Bien décidée à mettre la main sur Radburn, elle fit volte-face, n'accordant pas la moindre importance au fait que sa robe était froissée et descendit les marches à toute vitesse. Il devait à coup sûr se remplir la panse dans la grande salle. Oui c'était forcément cela ! Après tout, il n'allait certainement pas prendre le risque d'être surpris dans le lit de la fille de l'aubergiste, n'était-ce pas ? S'accrochant désespérément à cette idée, elle balaya la pièce du regard, le souffle court. Elle prit soin de détailler chaque recoin, même les plus éloignés, comme elle avait cru comprendre qu'il n'aimait pas particulièrement la foule. Or elle ne le vit nulle part... Lucrèce pensa que son cœur allait exploser en morceaux quand elle réalisa qu'il n'était pas là. Le faible espoir qu'il avait probablement dû regagner sa cabine l'entraîna au dehors. Le soleil d'août l'aveugla si violemment qu'elle dut se protéger le visage de ses mains, s'emmêlant les pieds au passage. Parvenant à rester debout par elle ne savait quel moyen, Lucrèce reprit sa course jusqu'au port. Elle ne prit même pas la peine de s'excuser auprès des passants qu'elle bousculait. Elle avait un mauvais pressentiment, traduit par une douleur atroce qui lui serrait le cœur. C'était cette raison qui la poussait à courir sans s'arrêter. Lucrèce avait conscience d'attirer tous les regards sur elle mais, pour le moment, elle n'en avait cure. Tout ce qui importait c'était de retrouver l'espace d'une seconde les bras chauds de Radburn.
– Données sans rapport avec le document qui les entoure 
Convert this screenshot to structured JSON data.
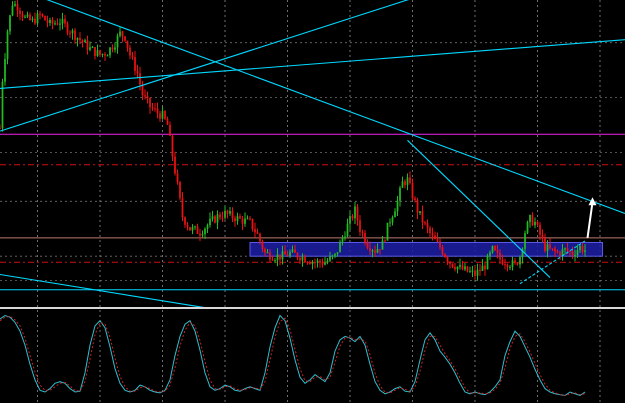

De plus en plus proche de l'étendue bleue et de la forêt de mats, Lucrèce ne voulait pas croire tout ce que le paysage lui hurlait, ni tout ce que lui criait une petite voix dans sa tête. Non ! C'était impossible ! Il n'avait pas pu lui faire cela ! Persuadée qu'il s'agissait d'un simple malentendu, elle s'avança un peu plus du quai. Après tout, qui pouvait affirmer que le Princesse Andromède n'était plus là quand les bateaux s'entassaient les uns à côté des autres ? Cependant, plus elle s'approchait de l'endroit où le navire mouillait encore quelques heures plus tôt plus l'évidence la frappait. Radburn avait fait voile, loin d'elle. Il l'avait quittée sans un au revoir après la nuit passionnée qu'ils avaient partagée. Comme si elle ne signifiait rien pour lui. Comme si ce n'en était qu'une de plus. Qu'une parmi tant d'autres. Lucrèce éprouvait toutes les difficultés du monde à réaliser qu'elle avait été abandonnée par son premier amant. Elle n'avait pas imaginé une seule seconde qu'il pourrait partir sans un regard en arrière après les étreintes auxquelles ils s'étaient abandonnés. La jeune femme chercha par tous les moyens un point d'ancrage lorsqu'elle se sentit vaciller. Elle exhala un soupir tremblant, la respiration coupée par le choc. Par chance, elle réussit à agripper un poteau de bois planté à sa gauche ce qui eut le mérite de l'arrimer à la réalité. Néanmoins, Lucrèce s'efforça de contrôler sa respiration erratique. Elle ne savait pas décrire précisément ce qu'elle ressentait mais elle se fit la réflexion qu'un coup de poignard en plein cœur ne lui aurait pas fait plus de mal. Sonnée, elle n'eut même pas conscience de s'être mise en marche et que ses pas la ramenaient à l'auberge.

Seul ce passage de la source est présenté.